Arithmetic Circuits and Neural Networks for Regular Matroids
Christoph Hertrich, Stefan Kober, Georg Loho
TL;DR
The paper proves that regular matroids on $n$ elements admit subtraction-free $(+,\times,/)$-circuits of size $O(n^3)$ that compute the basis generating polynomial $f_M=\sum_{B\in\mathcal{B}} x^B$, and that these circuits are constructible in polynomial time from independence oracles. Through tropicalization, this yields uniform $(\max,+,-)$-circuits and ReLU networks of the same size for the weighted basis-maximization problem $\max_{B\in\mathcal{B}}\sum_{e\in B} x_e$, highlighting the neural network interpretation of tropical polynomials.
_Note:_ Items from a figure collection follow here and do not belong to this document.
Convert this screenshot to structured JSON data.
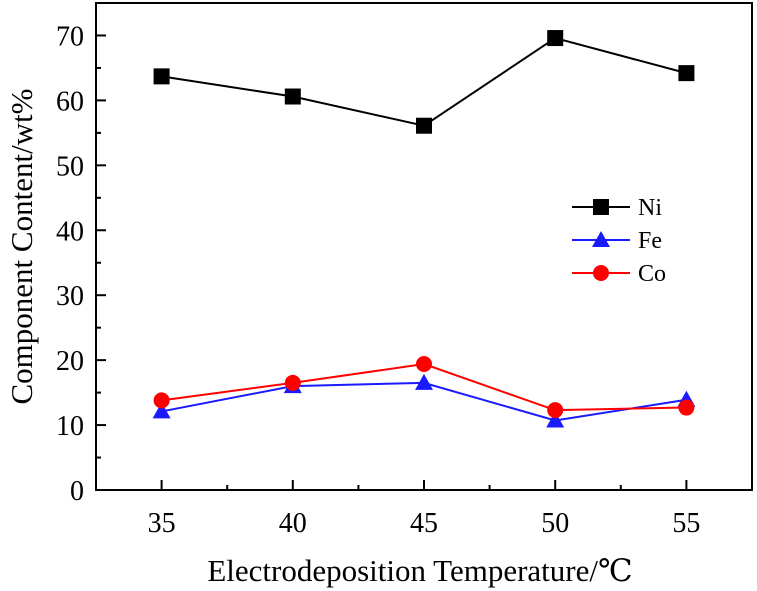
{
  "chart_data": {
    "type": "line",
    "title": "",
    "xlabel": "Electrodeposition Temperature/℃",
    "ylabel": "Component Content/wt%",
    "x": [
      35,
      40,
      45,
      50,
      55
    ],
    "xlim": [
      32.5,
      57.5
    ],
    "ylim": [
      0,
      75
    ],
    "xticks": [
      35,
      40,
      45,
      50,
      55
    ],
    "yticks": [
      0,
      10,
      20,
      30,
      40,
      50,
      60,
      70
    ],
    "grid": false,
    "legend_position": "center-right",
    "series": [
      {
        "name": "Ni",
        "values": [
          63.7,
          60.6,
          56.1,
          69.6,
          64.2
        ],
        "color": "#000000",
        "marker": "square"
      },
      {
        "name": "Fe",
        "values": [
          12.1,
          16.0,
          16.5,
          10.7,
          13.9
        ],
        "color": "#1a1aff",
        "marker": "triangle"
      },
      {
        "name": "Co",
        "values": [
          13.8,
          16.5,
          19.4,
          12.3,
          12.7
        ],
        "color": "#ff0000",
        "marker": "circle"
      }
    ]
  }
}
A key consequence is a virtual extended formulation for matroid base polytopes of size $O(n^3)$, improving the previous $O(n^6)$ bound and raising questions about the relative power of subtractive vs. ordinary extended formulations. The proofs combine a refined Seymour decomposition for regular matroids with a generalized star-mesh transformation and Maurer’s matrix-tree theorem to express $f_M$ as a determinant, enabling an inductive, rank-reducing construction that handles the 3-connected case without delving into the hardest $3$-sum step. The results extend to MFMC matroids and provide a bridge between circuit complexity, tropical geometry, and polyhedral optimization, with potential implications for efficient representations of combinatorial polynomials and LP formulations.
Abstract
We prove that there exist uniform $(+,\times,/)$-circuits of size $O(n^3)$ to compute the basis generating polynomial of regular matroids on $n$ elements. By tropicalization, this implies that there exist uniform $(\max,+,-)$-circuits and ReLU neural networks of the same size for weighted basis maximization of regular matroids. As a consequence in linear programming theory, we obtain a first example where taking the difference of two extended formulations can be more efficient than the best known individual extended formulation of size $O(n^6)$ by Aprile and Fiorini. Such differences have recently been introduced as virtual extended formulations. The proof of our main result relies on a fine-tuned version of Seymour's decomposition of regular matroids which allows us to identify and maintain graphic substructures to which we can apply a local version of the star-mesh transformation.